Published On: Thu, Feb 16th, 2017

Prospective EMTs are training to save lives

HARTINGTON —  People might not realize just how important the local EMTs are until they are involved in a medical emergency.
It is a big relief, area residents say,  when they see EMTs come running toward the scene after a 911 call has been placed.
A lot of training, time and dedication go into becoming an Emergency Medical Technician.
Twelve area residents are currently enrolled in an EMT class at the Hartington Fire Hall.
Bryan Young, a Certified EMS Instructor for Nebraska, is teaching the classes, which are through Northeast Community College.
Brent Hilspetter, Coleridge, said the classes are a lot of work, but they will be worth it, because being an EMT,  “is a way to give back to the community.”

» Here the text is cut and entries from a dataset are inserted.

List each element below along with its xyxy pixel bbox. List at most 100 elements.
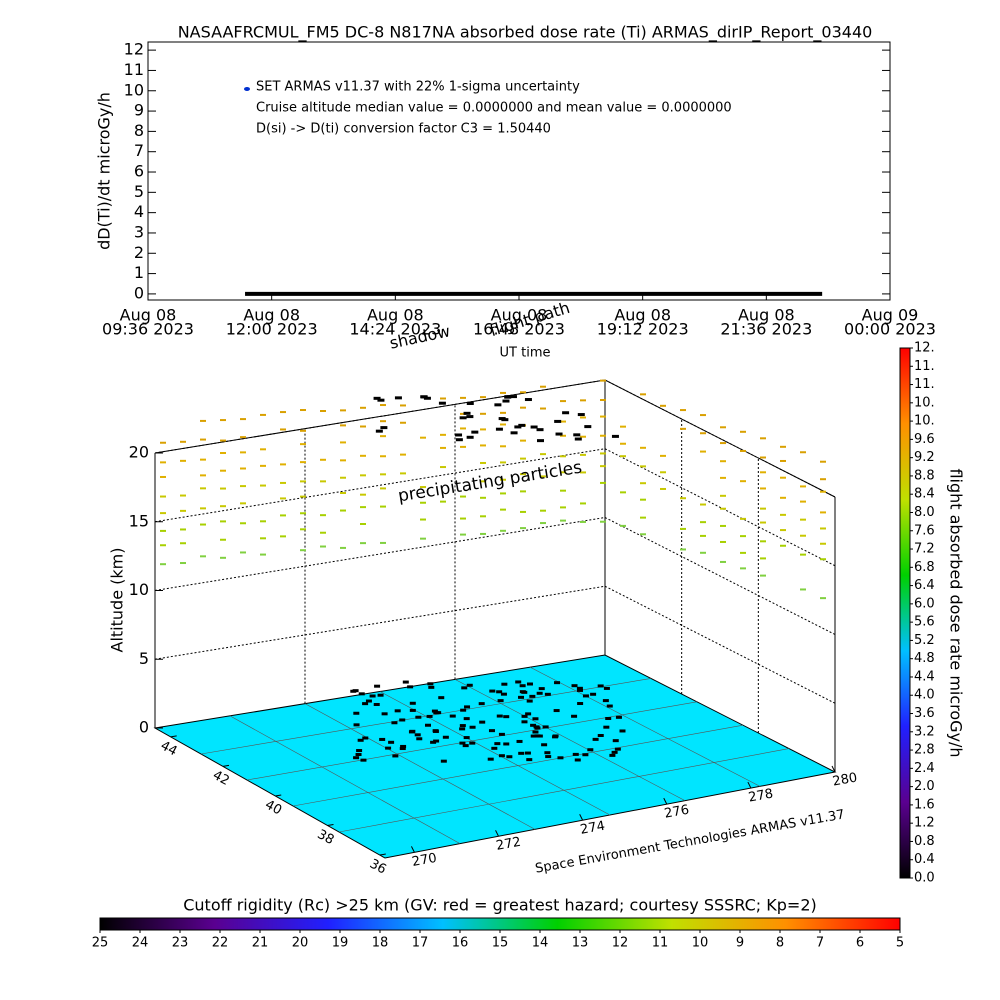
lat-tick (275, 794, 282, 797)
lat-tick (222, 764, 230, 767)
lon-tick-label: 276 (663, 803, 690, 822)
legend-marker (244, 87, 250, 91)
lon-tick-label: 280 (831, 770, 858, 789)
shadow-dot (381, 712, 388, 716)
flight-dot (502, 399, 510, 403)
y-tick-label: 4 (134, 202, 144, 221)
shadow-dot (460, 708, 467, 712)
colorbar-tick-label: 5.2 (914, 633, 935, 648)
z-tick-label: 5 (139, 649, 149, 668)
colorbar-tick-label: 18 (372, 936, 389, 951)
colorbar-tick-label: 21 (252, 936, 269, 951)
shadow-dot (503, 742, 510, 746)
flight-dot (459, 416, 467, 420)
shadow-dot (592, 737, 599, 741)
shadow-dot (388, 740, 395, 744)
shadow-dot (577, 702, 584, 706)
y-tick-label: 10 (124, 80, 144, 99)
lon-tick (831, 765, 836, 773)
shadow-dot (399, 747, 406, 751)
shadow-dot (377, 693, 384, 697)
flight-dot (555, 432, 563, 436)
shadow-dot (385, 746, 392, 750)
x-tick-label: Aug 09 (862, 306, 919, 325)
colorbar-tick-label: 9.6 (914, 432, 935, 447)
shadow-dot (407, 685, 414, 689)
y-axis-label: dD(Ti)/dt microGy/h (95, 92, 114, 250)
colorbar-tick-label: 14 (532, 936, 549, 951)
shadow-dot (433, 711, 440, 715)
shadow-dot (529, 694, 536, 698)
colorbar-tick-label: 0.0 (914, 871, 935, 886)
shadow-dot (506, 755, 513, 759)
lon-tick (579, 814, 584, 821)
lon-tick (495, 830, 499, 837)
scene-annotation: precipitating particles (397, 458, 584, 507)
shadow-dot (479, 720, 486, 724)
flight-dot (373, 396, 381, 400)
flight-dot (455, 433, 463, 437)
colorbar-tick-label: 19 (332, 936, 349, 951)
shadow-dot (469, 741, 476, 745)
y-tick-label: 12 (124, 40, 144, 59)
shadow-dot (488, 729, 495, 733)
shadow-dot (433, 739, 440, 743)
lon-tick (663, 797, 668, 805)
shadow-dot (521, 714, 528, 718)
shadow-dot (597, 734, 604, 737)
colorbar (899, 347, 911, 879)
shadow-dot (353, 756, 360, 760)
shadow-dot (394, 709, 401, 713)
shadow-dot (469, 725, 476, 729)
flight-dot (536, 428, 544, 432)
surface-grid (529, 666, 761, 787)
shadow-dot (379, 737, 386, 741)
colorbar-tick-label: 9 (736, 936, 744, 951)
z-tick-label: 15 (129, 511, 149, 530)
shadow-dot (357, 738, 364, 742)
shadow-dot (587, 748, 594, 752)
x-tick-label: Aug 08 (120, 306, 177, 325)
colorbar-tick-label: 13 (572, 936, 589, 951)
flight-dot (466, 435, 474, 439)
colorbar-tick-label: 6 (856, 936, 864, 951)
x-tick-label: 16:48 2023 (473, 320, 565, 339)
flight-dot (455, 438, 463, 442)
flight-dot (524, 398, 532, 402)
y-tick-label: 3 (134, 222, 144, 241)
shadow-dot (391, 721, 398, 725)
x-tick-label: Aug 08 (614, 306, 671, 325)
shadow-dot (553, 709, 560, 713)
shadow-dot (350, 689, 357, 693)
wall-grid (604, 448, 836, 567)
colorbar-tick-label: 9.2 (914, 450, 935, 465)
shadow-dot (438, 696, 445, 700)
shadow-dot (611, 750, 618, 754)
shadow-dot (402, 680, 409, 684)
colorbar-tick-label: 4.8 (914, 651, 935, 666)
lat-tick-label: 38 (315, 827, 337, 848)
shadow-dot (521, 720, 528, 724)
colorbar-tick-label: 22 (212, 936, 229, 951)
lat-tick (327, 824, 334, 826)
colorbar-tick-label: 7 (816, 936, 824, 951)
shadow-dot (614, 747, 621, 751)
shadow-dot (525, 712, 532, 716)
shadow-dot (353, 723, 360, 727)
shadow-dot (409, 708, 416, 712)
y-tick-label: 11 (124, 60, 144, 79)
x-tick-label: 21:36 2023 (720, 320, 812, 339)
shadow-dot (582, 753, 589, 757)
shadow-dot (494, 742, 501, 746)
shadow-dot (571, 714, 578, 718)
colorbar-tick-label: 7.2 (914, 542, 935, 557)
flight-dot (584, 425, 592, 429)
colorbar-tick-label: 6.8 (914, 560, 935, 575)
colorbar-tick-label: 12 (612, 936, 629, 951)
shadow-dot (362, 702, 369, 706)
lon-tick-label: 274 (579, 819, 606, 838)
shadow-dot (373, 703, 380, 707)
colorbar-tick-label: 4.4 (914, 669, 935, 684)
flight-dot (510, 431, 518, 435)
flight-dot (536, 439, 544, 443)
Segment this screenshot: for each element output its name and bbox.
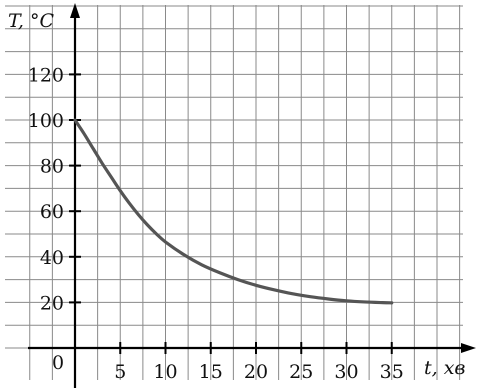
y-axis-arrow — [70, 3, 80, 18]
y-tick-label: 40 — [40, 247, 64, 269]
x-tick-label: 20 — [244, 361, 268, 383]
x-axis-arrow — [461, 343, 476, 353]
temperature-curve — [73, 118, 394, 305]
origin-label: 0 — [52, 352, 64, 374]
axes — [28, 3, 476, 388]
x-tick-label: 35 — [380, 361, 404, 383]
x-tick-label: 10 — [153, 361, 177, 383]
y-tick-label: 80 — [40, 156, 64, 178]
curve-layer — [73, 118, 394, 305]
grid — [5, 5, 463, 380]
x-axis-title: t, хв — [424, 357, 466, 379]
y-axis-title: T, °C — [8, 10, 54, 32]
y-tick-label: 60 — [40, 201, 64, 223]
y-tick-label: 20 — [40, 292, 64, 314]
x-tick-label: 5 — [114, 361, 126, 383]
y-tick-label: 100 — [28, 110, 64, 132]
x-tick-label: 25 — [289, 361, 313, 383]
x-tick-label: 30 — [334, 361, 358, 383]
x-tick-label: 15 — [199, 361, 223, 383]
y-tick-label: 120 — [28, 64, 64, 86]
labels: T, °C t, хв 0 5 10 15 20 25 30 35 20 40 60 80 100 12… — [8, 10, 466, 383]
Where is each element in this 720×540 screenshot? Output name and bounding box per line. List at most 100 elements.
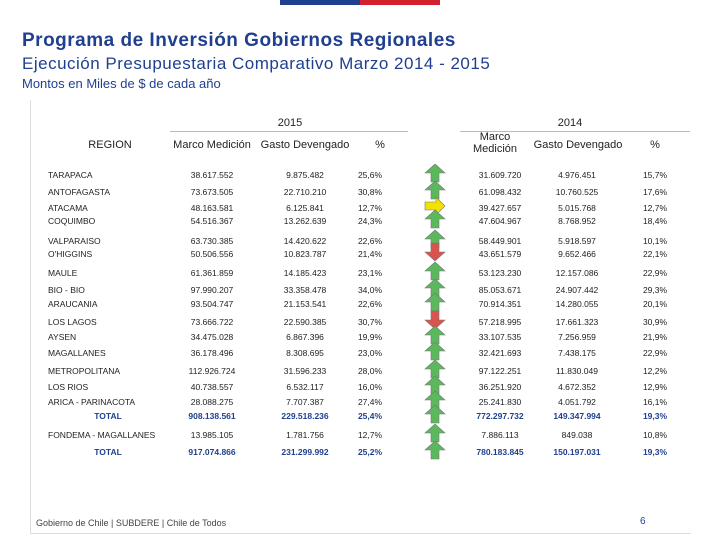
arrow-shape bbox=[424, 209, 446, 229]
column-header: Marco Medición bbox=[472, 131, 518, 155]
cell: 4.051.792 bbox=[558, 397, 596, 407]
cell: 85.053.671 bbox=[478, 285, 522, 295]
cell: 33.358.478 bbox=[283, 285, 327, 295]
cell: 32.421.693 bbox=[478, 348, 522, 358]
cell: 43.651.579 bbox=[478, 249, 522, 259]
cell: 28,0% bbox=[357, 366, 383, 376]
cell: 27,4% bbox=[357, 397, 383, 407]
cell: 97.122.251 bbox=[478, 366, 522, 376]
cell: 14.420.622 bbox=[283, 236, 327, 246]
cell: 8.768.952 bbox=[558, 216, 596, 226]
cell: 7.886.113 bbox=[481, 430, 519, 440]
arrow-shape bbox=[424, 440, 446, 460]
region: TARAPACA bbox=[48, 170, 93, 180]
cell: 9.652.466 bbox=[558, 249, 596, 259]
cell: 16,0% bbox=[357, 382, 383, 392]
cell: 7.707.387 bbox=[286, 397, 324, 407]
cell: 7.256.959 bbox=[558, 332, 596, 342]
cell: 849.038 bbox=[561, 430, 593, 440]
region: FONDEMA - MAGALLANES bbox=[48, 430, 156, 440]
cell: 54.516.367 bbox=[190, 216, 234, 226]
cell: 53.123.230 bbox=[478, 268, 522, 278]
cell: 13.985.105 bbox=[190, 430, 234, 440]
cell: 73.673.505 bbox=[190, 187, 234, 197]
column-header: Marco Medición bbox=[173, 139, 251, 151]
cell: 34,0% bbox=[357, 285, 383, 295]
cell: 11.830.049 bbox=[556, 366, 598, 376]
cell: 10,1% bbox=[642, 236, 668, 246]
cell: 112.926.724 bbox=[188, 366, 236, 376]
region: ARICA - PARINACOTA bbox=[48, 397, 136, 407]
cell: 10.823.787 bbox=[283, 249, 327, 259]
cell: 6.867.396 bbox=[286, 332, 324, 342]
cell: 13.262.639 bbox=[283, 216, 327, 226]
cell: 30,9% bbox=[642, 317, 668, 327]
trend-arrow bbox=[424, 242, 446, 262]
cell: 12,9% bbox=[642, 382, 668, 392]
cell: 24.907.442 bbox=[555, 285, 599, 295]
cell: 39.427.657 bbox=[478, 203, 522, 213]
cell: 231.299.992 bbox=[281, 447, 329, 457]
cell: 25,2% bbox=[357, 447, 383, 457]
cell: 73.666.722 bbox=[190, 317, 234, 327]
region: O'HIGGINS bbox=[48, 249, 93, 259]
cell: 36.178.496 bbox=[190, 348, 234, 358]
cell: 48.163.581 bbox=[190, 203, 234, 213]
cell: 40.738.557 bbox=[190, 382, 234, 392]
cell: 10.760.525 bbox=[555, 187, 599, 197]
cell: 70.914.351 bbox=[478, 299, 522, 309]
cell: 19,3% bbox=[642, 447, 668, 457]
cell: 61.361.859 bbox=[190, 268, 234, 278]
cell: 22.590.385 bbox=[283, 317, 327, 327]
cell: 917.074.866 bbox=[188, 447, 236, 457]
cell: 14.185.423 bbox=[283, 268, 327, 278]
frame bbox=[30, 100, 691, 534]
cell: 31.609.720 bbox=[478, 170, 522, 180]
trend-arrow bbox=[424, 180, 446, 200]
cell: 22,6% bbox=[357, 299, 383, 309]
cell: 12,7% bbox=[357, 203, 383, 213]
cell: 22,6% bbox=[357, 236, 383, 246]
cell: 21,9% bbox=[642, 332, 668, 342]
cell: 12.157.086 bbox=[555, 268, 599, 278]
cell: 63.730.385 bbox=[190, 236, 234, 246]
stripe-blue bbox=[280, 0, 360, 5]
header-line bbox=[170, 131, 408, 132]
trend-arrow bbox=[424, 404, 446, 424]
cell: 14.280.055 bbox=[555, 299, 599, 309]
cell: 36.251.920 bbox=[478, 382, 522, 392]
cell: 29,3% bbox=[642, 285, 668, 295]
column-header: Gasto Devengado bbox=[533, 139, 623, 151]
cell: 25.241.830 bbox=[478, 397, 522, 407]
cell: 4.976.451 bbox=[558, 170, 596, 180]
trend-arrow bbox=[424, 292, 446, 312]
cell: 19,9% bbox=[357, 332, 383, 342]
cell: 5.015.768 bbox=[558, 203, 596, 213]
region: ARAUCANIA bbox=[48, 299, 98, 309]
region: MAGALLANES bbox=[48, 348, 106, 358]
cell: 6.532.117 bbox=[286, 382, 324, 392]
cell: 28.088.275 bbox=[190, 397, 234, 407]
cell: 50.506.556 bbox=[190, 249, 234, 259]
region: COQUIMBO bbox=[48, 216, 96, 226]
cell: 908.138.561 bbox=[188, 411, 236, 421]
cell: 30,7% bbox=[357, 317, 383, 327]
column-header: % bbox=[650, 139, 660, 151]
cell: 30,8% bbox=[357, 187, 383, 197]
cell: 47.604.967 bbox=[478, 216, 522, 226]
cell: 18,4% bbox=[642, 216, 668, 226]
arrow-shape bbox=[424, 242, 446, 262]
cell: 58.449.901 bbox=[478, 236, 522, 246]
cell: 8.308.695 bbox=[286, 348, 324, 358]
cell: 16,1% bbox=[642, 397, 668, 407]
title: Programa de Inversión Gobiernos Regional… bbox=[22, 30, 456, 51]
cell: 23,0% bbox=[357, 348, 383, 358]
cell: 229.518.236 bbox=[281, 411, 329, 421]
cell: 22,9% bbox=[642, 268, 668, 278]
region: TOTAL bbox=[94, 411, 122, 421]
cell: 97.990.207 bbox=[190, 285, 234, 295]
cell: 17,6% bbox=[642, 187, 668, 197]
subtitle: Ejecución Presupuestaria Comparativo Mar… bbox=[22, 54, 491, 73]
region: MAULE bbox=[48, 268, 78, 278]
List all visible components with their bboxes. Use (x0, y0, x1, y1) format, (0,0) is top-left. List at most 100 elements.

An EMT is required to complete 156 ½ hours of classroom training, utilizing a 1,280-page textbook. Ten hours of field work are also required.
Field work includes five patient contacts when riding along on ambulance calls. Checking the equipment in the ambulance or helping with the maintenance can also be part of the field work, according to Young.
Young has the students talk about their experiences in the ride-alongs at the beginning of the class.
Alisha Stone has been on close to a dozen EMT ride-along calls since November.
“It is good for us to do. It gets us used to working with the local squad,” she said. “This is something I have always wanted to do but it just never worked out for me to do this before. It is a good feeling to know you will be helping people. I have lived here all my life. I know so many people here.”